Papas Rellenas Author: Cynthia Recipe type: Entree or Appetizer - TopicsExpress



          

Papas Rellenas Author: Cynthia Recipe type: Entree or Appetizer Cuisine: Latin Savory meat filled potato balls. Ingredients For the mashed potatoes, cold, firm potatoes are best. If you want to cut corners, most grocery stores have pre-made mashed potatoes in the refrigerated section. Mashed Potatoes 2 pound potatoes, about 4 large, peeled and cubed 4 tablespoons unsalted butter 2 egg yolks, lightly beaten, (reserve whites) ¼ cup whole milk or cream Salt and pepper to taste.

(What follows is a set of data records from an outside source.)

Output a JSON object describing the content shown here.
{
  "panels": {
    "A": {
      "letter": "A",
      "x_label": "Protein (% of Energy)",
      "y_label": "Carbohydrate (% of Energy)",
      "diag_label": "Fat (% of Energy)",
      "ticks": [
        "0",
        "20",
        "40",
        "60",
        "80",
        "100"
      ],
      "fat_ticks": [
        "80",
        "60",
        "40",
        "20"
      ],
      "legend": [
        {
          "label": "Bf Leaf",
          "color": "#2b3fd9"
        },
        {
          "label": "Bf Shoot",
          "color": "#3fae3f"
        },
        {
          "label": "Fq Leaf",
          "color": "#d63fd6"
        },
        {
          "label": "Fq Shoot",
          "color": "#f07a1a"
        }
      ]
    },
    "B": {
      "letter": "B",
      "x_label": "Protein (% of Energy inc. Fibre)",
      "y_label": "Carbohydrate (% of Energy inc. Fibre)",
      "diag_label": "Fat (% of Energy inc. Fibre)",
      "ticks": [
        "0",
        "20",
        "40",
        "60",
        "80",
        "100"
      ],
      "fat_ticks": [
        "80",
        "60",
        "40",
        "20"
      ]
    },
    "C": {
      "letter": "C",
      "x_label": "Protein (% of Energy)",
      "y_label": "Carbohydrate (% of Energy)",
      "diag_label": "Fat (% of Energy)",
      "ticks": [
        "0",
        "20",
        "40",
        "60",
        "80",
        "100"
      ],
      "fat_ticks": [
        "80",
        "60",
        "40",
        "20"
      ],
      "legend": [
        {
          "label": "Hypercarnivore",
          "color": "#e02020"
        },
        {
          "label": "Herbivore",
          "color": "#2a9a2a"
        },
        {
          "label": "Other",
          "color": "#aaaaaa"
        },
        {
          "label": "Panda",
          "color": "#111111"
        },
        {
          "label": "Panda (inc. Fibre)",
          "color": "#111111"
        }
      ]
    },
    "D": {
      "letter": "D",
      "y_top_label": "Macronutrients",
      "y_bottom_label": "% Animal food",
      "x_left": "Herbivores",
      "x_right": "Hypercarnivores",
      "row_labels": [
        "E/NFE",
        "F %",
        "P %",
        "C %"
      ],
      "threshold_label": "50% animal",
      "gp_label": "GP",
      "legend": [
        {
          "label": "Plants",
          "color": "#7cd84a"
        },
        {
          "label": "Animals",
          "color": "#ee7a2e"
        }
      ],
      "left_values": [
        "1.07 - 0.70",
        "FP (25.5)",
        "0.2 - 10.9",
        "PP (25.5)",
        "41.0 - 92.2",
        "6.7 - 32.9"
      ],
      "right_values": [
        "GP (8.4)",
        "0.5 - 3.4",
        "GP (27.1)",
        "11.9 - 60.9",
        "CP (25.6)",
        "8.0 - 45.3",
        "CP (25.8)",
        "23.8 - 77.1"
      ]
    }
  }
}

Breading ¼ cup all-purpose flour 1 cup bread crumbs reserved egg whites, plus one whole egg, beaten Instructions For the mashed potatoes Boil potatoes in salted water until fork tender, drain. Mash potatoes into a large bowl. Add butter and milk, mix. Season to taste with salt and pepper. Stir in beaten yolks. Cool or refrigerate potatoes. These should be stiffer than regular mashed potatoes. Assembling the Papas Using about ¼ cup stiff, cold mashed potatoes, form into a ball. Flatten ball and make a hollow. Put about 1 tablespoon picadillo inside indentation. Enclose meat in potatoes, forming into a ball. Place on baking sheet. Repeat with remaining potatoes and meat. Roll each ball in egg mixture then in breading. Place on baking sheet. Chill 2 to 4 hours. Heat oil in a deep-fat fryer or deep frying pan. I used a deep frying pan and about 1½ inches of oil. When oil is hot, carefully place 2 or 3 balls in pan, using a slotted spoon and turn until golden brown on all sides, 2 or 3 minutes. Transfer to clean baking sheet lined with paper towels. Hold in warm oven until all papas are fried. Makes approximately 2 dozen, depending on the size. Picadillo Author: Cynthia Recipe type: Entree Cuisine: Latin Ingredients Picadillo 1 pound lean ground beef 1 medium onion, diced 3 cloves garlic, minced 1 or 2 Tablespoons olive oil, depending on how lean your meat is. ¼ - ½ teaspoon each cumin and smoked paprika, to taste. Pinch of cayenne 8 Spanish olives, finely chopped (green olives stuffed with pimentos) 2 Tablespoons juice from olives Salt and pepper to taste Instructions Heat olive oil in large sauté pan over medium heat. Add onions and cook a few minutes. Add garlic, continuing stir until garlic is fragrant. Add ground beef, stirring. Add paprika, cumin, cayenne, salt and pepper, stir and adjust seasoning to taste. Cook until beef is brown throughout. Stir in chopped olives and olive juice. Remove pan from heat and cool to room temperature, until cool enough to handle.